Photoshop Translation and Multilingual Desktop Publishing
TDN is a Vietnam based professional translation team specialized in providing high quality Vietnamese and Asian language translation, localization and interpreting services as well as transcription and desktop publishing services for international translation agencies and clients worldwide. We are proud to have successfully completed millions of words per year since our establishment in 2005.
Desktop publishing projects frequently have graphic assets, including bitmapped photo images, which include text which must be localized. Photoshop is the most popular software for manipulating complex, bitmapped graphics.

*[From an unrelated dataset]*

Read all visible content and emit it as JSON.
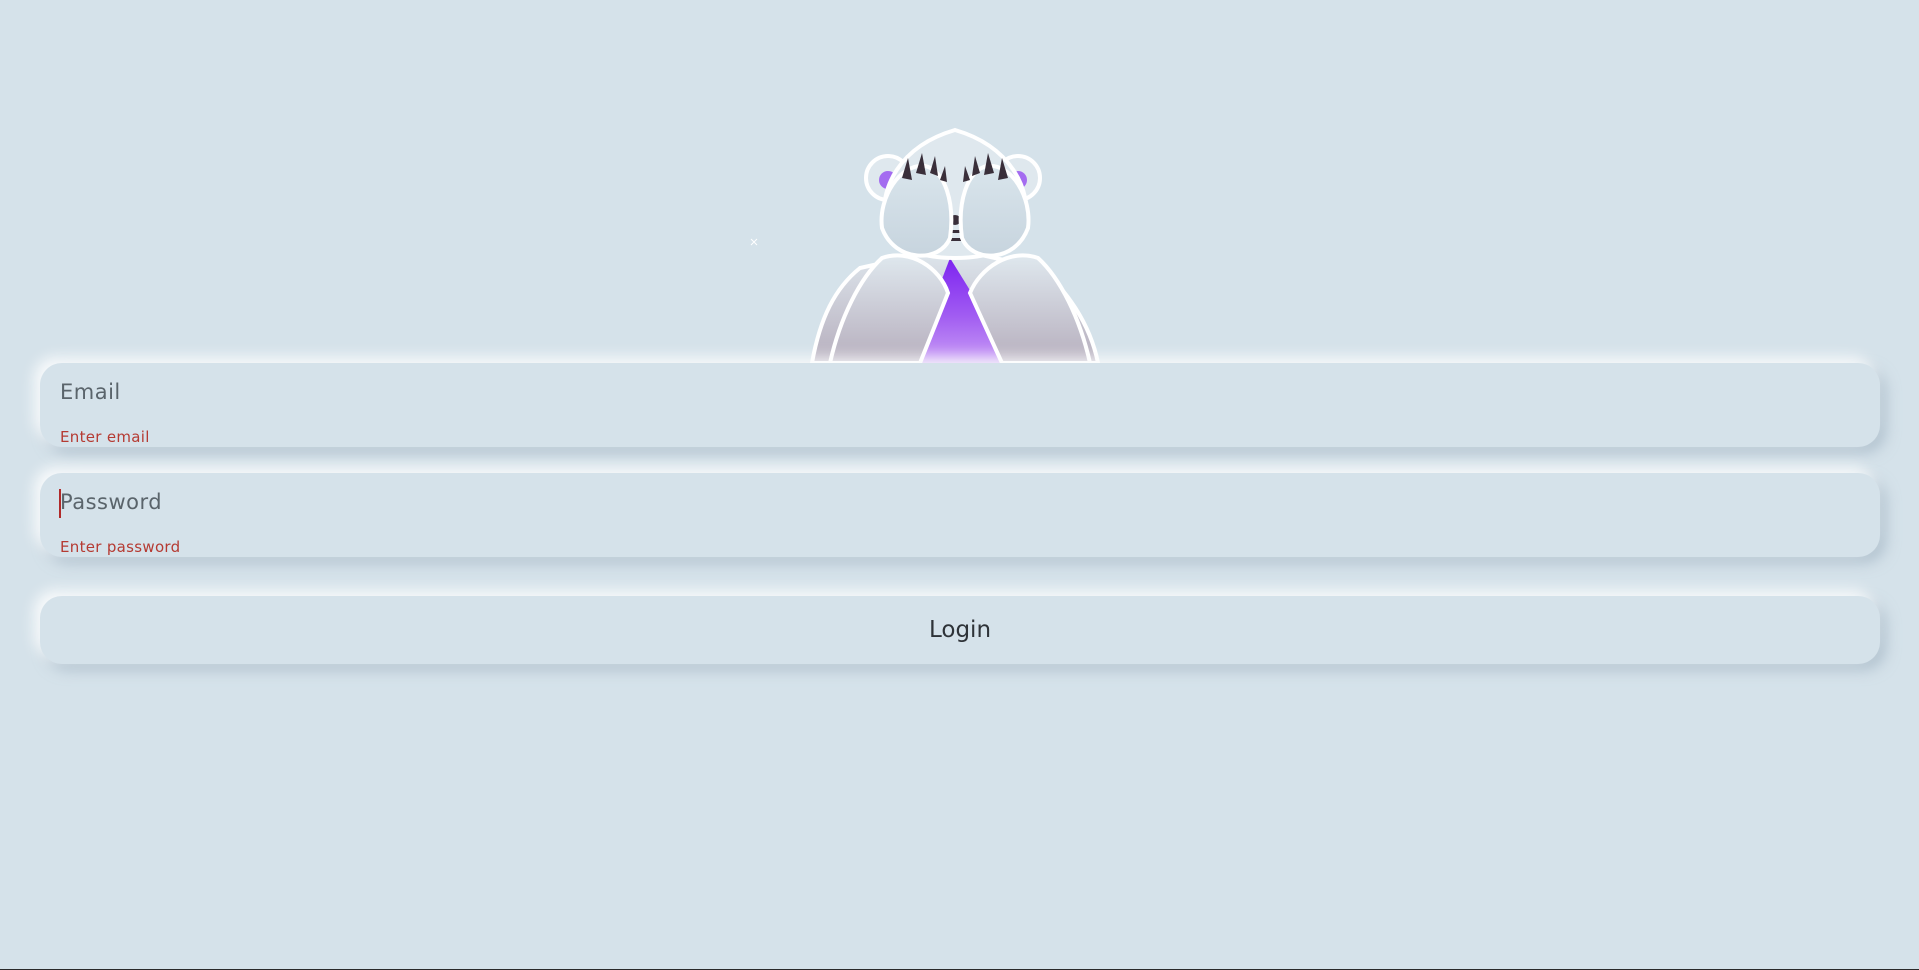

Photoshop files are capable of storing several types of information, including text layers. Text in Photoshop files frequently needs to be translated and localized for document translation projects. Text layers in graphics editable with Photoshop may be found in document assets like:
- Hotel venue diagrams
- Logos in marketing materials
TDN desktop publishing specialists can manipulate logos and text layers in your Photoshop files to achieve optimal results in document translation projects. Our staff has intense expertise in working with embedded fonts, text paths and other complex issues related to Photoshop files.
Best practices to optimize your Photoshop files for translation
- The main best practice for managing your Photoshop assets it to make sure to always save the original, source .PSD files for translation projects. Photoshop source .PSD files have accessible, editable text layers, allowing your translation services company to translate and manipulate text within photo images.

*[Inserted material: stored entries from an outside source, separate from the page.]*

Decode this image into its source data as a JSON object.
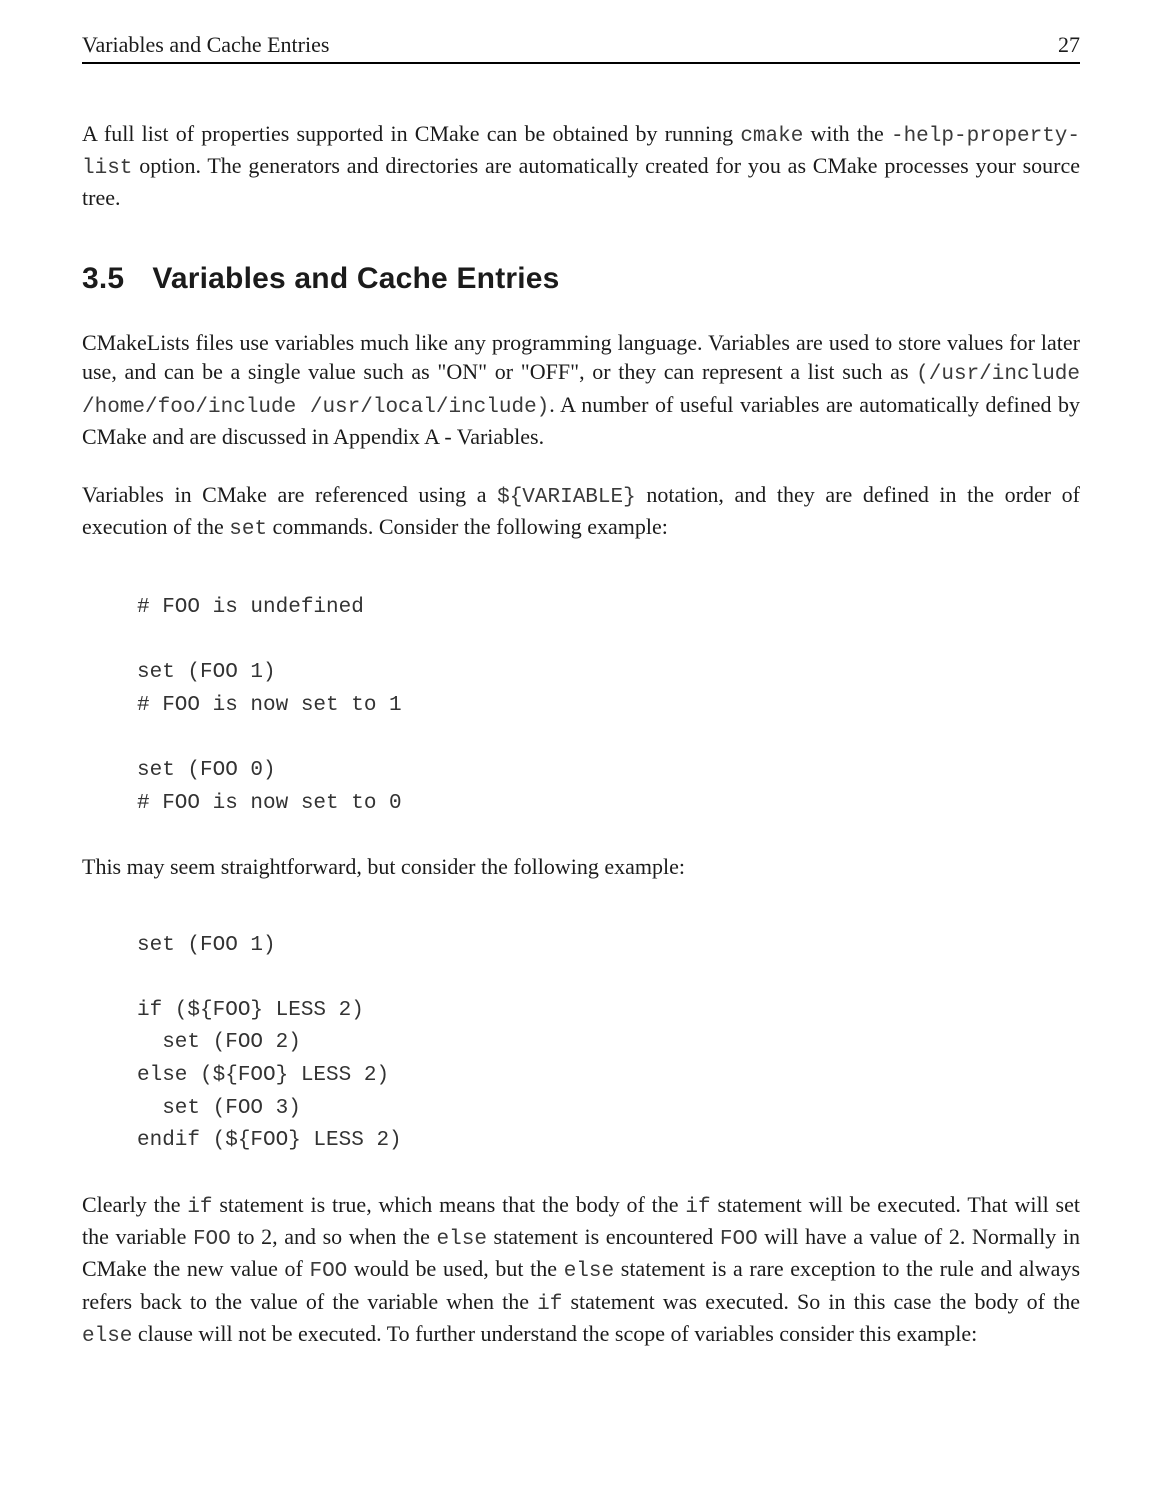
{
  "header": {
    "title": "Variables and Cache Entries",
    "page_number": "27"
  },
  "intro_para": {
    "t1": "A full list of properties supported in CMake can be obtained by running ",
    "c1": "cmake",
    "t2": " with the ",
    "c2": "-help-property-list",
    "t3": " option. The generators and directories are automatically created for you as CMake processes your source tree."
  },
  "section": {
    "number": "3.5",
    "title": "Variables and Cache Entries"
  },
  "p1": {
    "t1": "CMakeLists files use variables much like any programming language. Variables are used to store values for later use, and can be a single value such as \"ON\" or \"OFF\", or they can represent a list such as ",
    "c1": "(/usr/include /home/foo/include /usr/local/include)",
    "t2": ". A number of useful variables are automatically defined by CMake and are discussed in Appendix A - Variables."
  },
  "p2": {
    "t1": "Variables in CMake are referenced using a ",
    "c1": "${VARIABLE}",
    "t2": " notation, and they are defined in the order of execution of the ",
    "c2": "set",
    "t3": " commands. Consider the following example:"
  },
  "code1": "# FOO is undefined\n\nset (FOO 1)\n# FOO is now set to 1\n\nset (FOO 0)\n# FOO is now set to 0",
  "p3": {
    "t1": "This may seem straightforward, but consider the following example:"
  },
  "code2": "set (FOO 1)\n\nif (${FOO} LESS 2)\n  set (FOO 2)\nelse (${FOO} LESS 2)\n  set (FOO 3)\nendif (${FOO} LESS 2)",
  "p4": {
    "t1": "Clearly the ",
    "c1": "if",
    "t2": " statement is true, which means that the body of the ",
    "c2": "if",
    "t3": " statement will be executed. That will set the variable ",
    "c3": "FOO",
    "t4": " to 2, and so when the ",
    "c4": "else",
    "t5": " statement is encountered ",
    "c5": "FOO",
    "t6": " will have a value of 2. Normally in CMake the new value of ",
    "c6": "FOO",
    "t7": " would be used, but the ",
    "c7": "else",
    "t8": " statement is a rare exception to the rule and always refers back to the value of the variable when the ",
    "c8": "if",
    "t9": " statement was executed. So in this case the body of the ",
    "c9": "else",
    "t10": " clause will not be executed. To further understand the scope of variables consider this example:"
  }
}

- If derivative files (e.g. JPEG or GIF) are the only ones available, replacing source English text with translated and localized text can be considerably more expensive than manipulating text layers in Photoshop.
- If a photo image (with text) is also going to be used in Arabic, or another bidirectional language with a face or object in "profile," an alternate photo facing the other way should be taken to accommodate eye movement in non-western languages.